I haven't heard anything about using some kind of a washer under the knock sensor and I don't know if its a good idea. If it picks up less noise due to that washer I would think there is a chance that it might miss something important and it could cost you more money. For the knock sensor location honestly I'm not sure where it is from the factory, haven't seen a factory dsm for a while now I have my right at the top of the block deck, its been there for years. I've seen them in the bottom hole as well and they seem to work there too.

 

[Boostdriven]

Any updates on your situation?

 

[YZFR1]

Just thoight i'd mention that with GSC S2's i get anywhere between 12-15 in/hg depending on how i have the cam gears adjusted. My centerline was checked with a dial when the motor was built and it was on point, no adjusting was necessary to have them straight up.

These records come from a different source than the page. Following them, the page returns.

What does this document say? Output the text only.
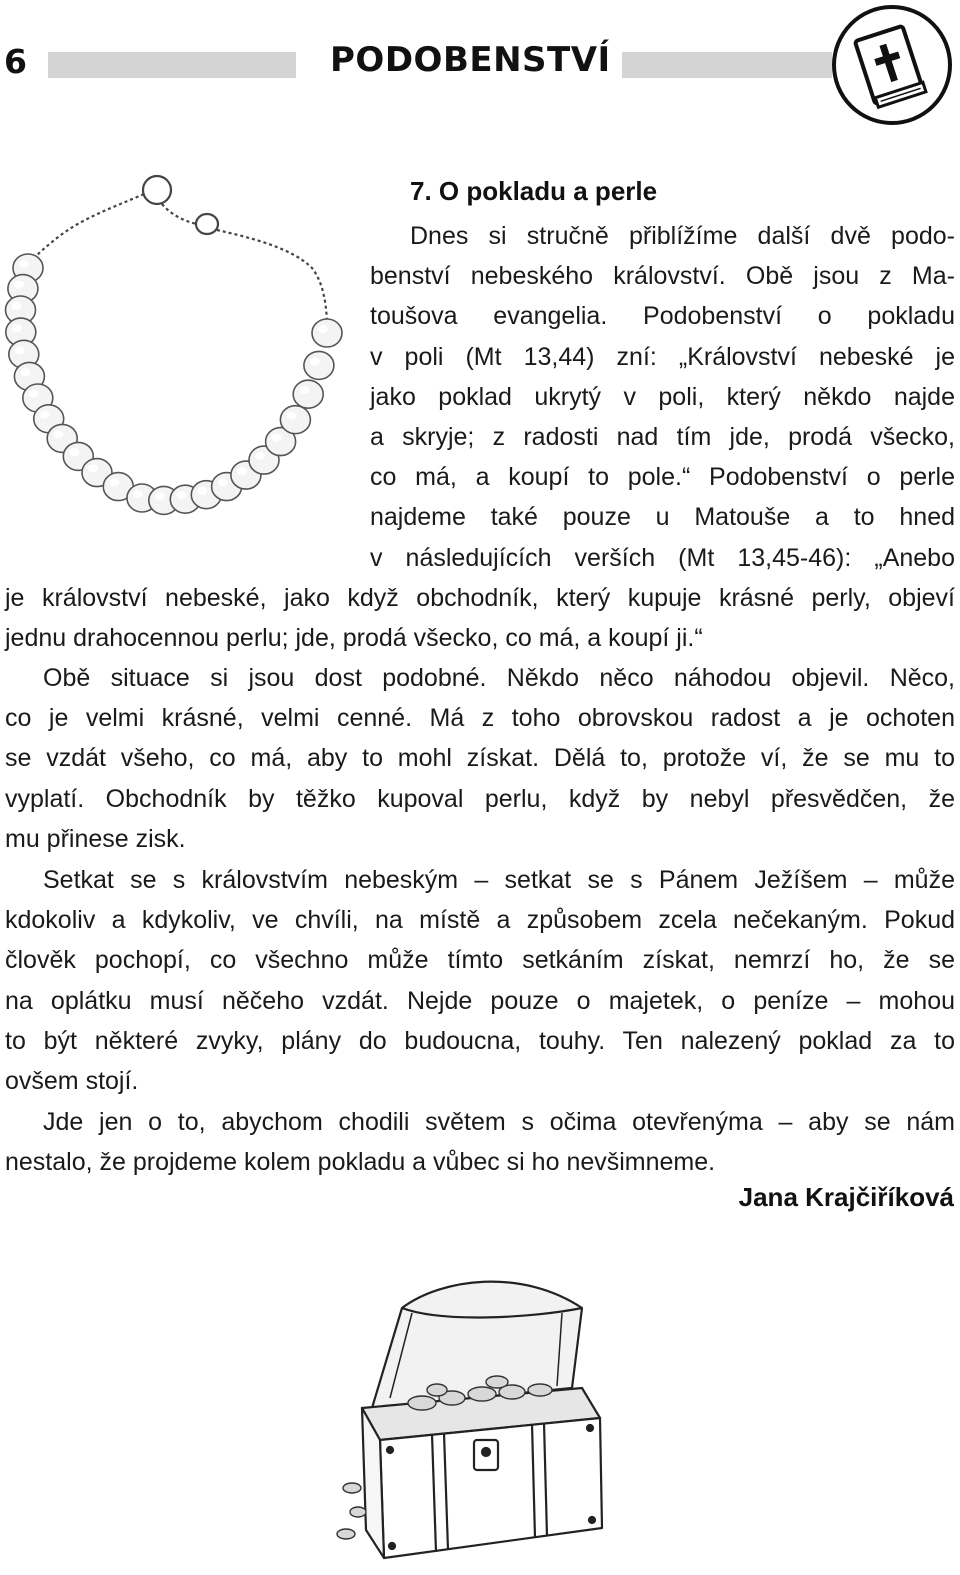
6	PODOBENSTVÍ
7. O pokladu a perle
Dnes si stručně přiblížíme další dvě podo-
benství nebeského království. Obě jsou z Ma-
toušova evangelia. Podobenství o pokladu
v poli (Mt 13,44) zní: „Království nebeské je
jako poklad ukrytý v poli, který někdo najde
a skryje; z radosti nad tím jde, prodá všecko,
co má, a koupí to pole.“ Podobenství o perle
najdeme také pouze u Matouše a to hned
v následujících verších (Mt 13,45-46): „Anebo
je království nebeské, jako když obchodník, který kupuje krásné perly, objeví
jednu drahocennou perlu; jde, prodá všecko, co má, a koupí ji.“
Obě situace si jsou dost podobné. Někdo něco náhodou objevil. Něco,
co je velmi krásné, velmi cenné. Má z toho obrovskou radost a je ochoten
se vzdát všeho, co má, aby to mohl získat. Dělá to, protože ví, že se mu to
vyplatí. Obchodník by těžko kupoval perlu, když by nebyl přesvědčen, že
mu přinese zisk.
Setkat se s královstvím nebeským – setkat se s Pánem Ježíšem – může
kdokoliv a kdykoliv, ve chvíli, na místě a způsobem zcela nečekaným. Pokud
člověk pochopí, co všechno může tímto setkáním získat, nemrzí ho, že se
na oplátku musí něčeho vzdát. Nejde pouze o majetek, o peníze – mohou
to být některé zvyky, plány do budoucna, touhy. Ten nalezený poklad za to
ovšem stojí.
Jde jen o to, abychom chodili světem s očima otevřenýma – aby se nám
nestalo, že projdeme kolem pokladu a vůbec si ho nevšimneme.
Jana Krajčiříková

I think having less than 10 inches of mercury is a little low.

 

[92nolatist]

^ I agree too, I just havent gotten around to checking that yet, Ill wait til after the shootout.

I havent touched my car in a week, but before that I was tweaking my SD table to get my air fuel in check, doing a pull and adjusting, doing a pull and adjusting.... Still getting some knock so I lowered my timing map a little in the area where its knocking and surrounding cells. This week Ill be doing more to it to get it ready for the shootout.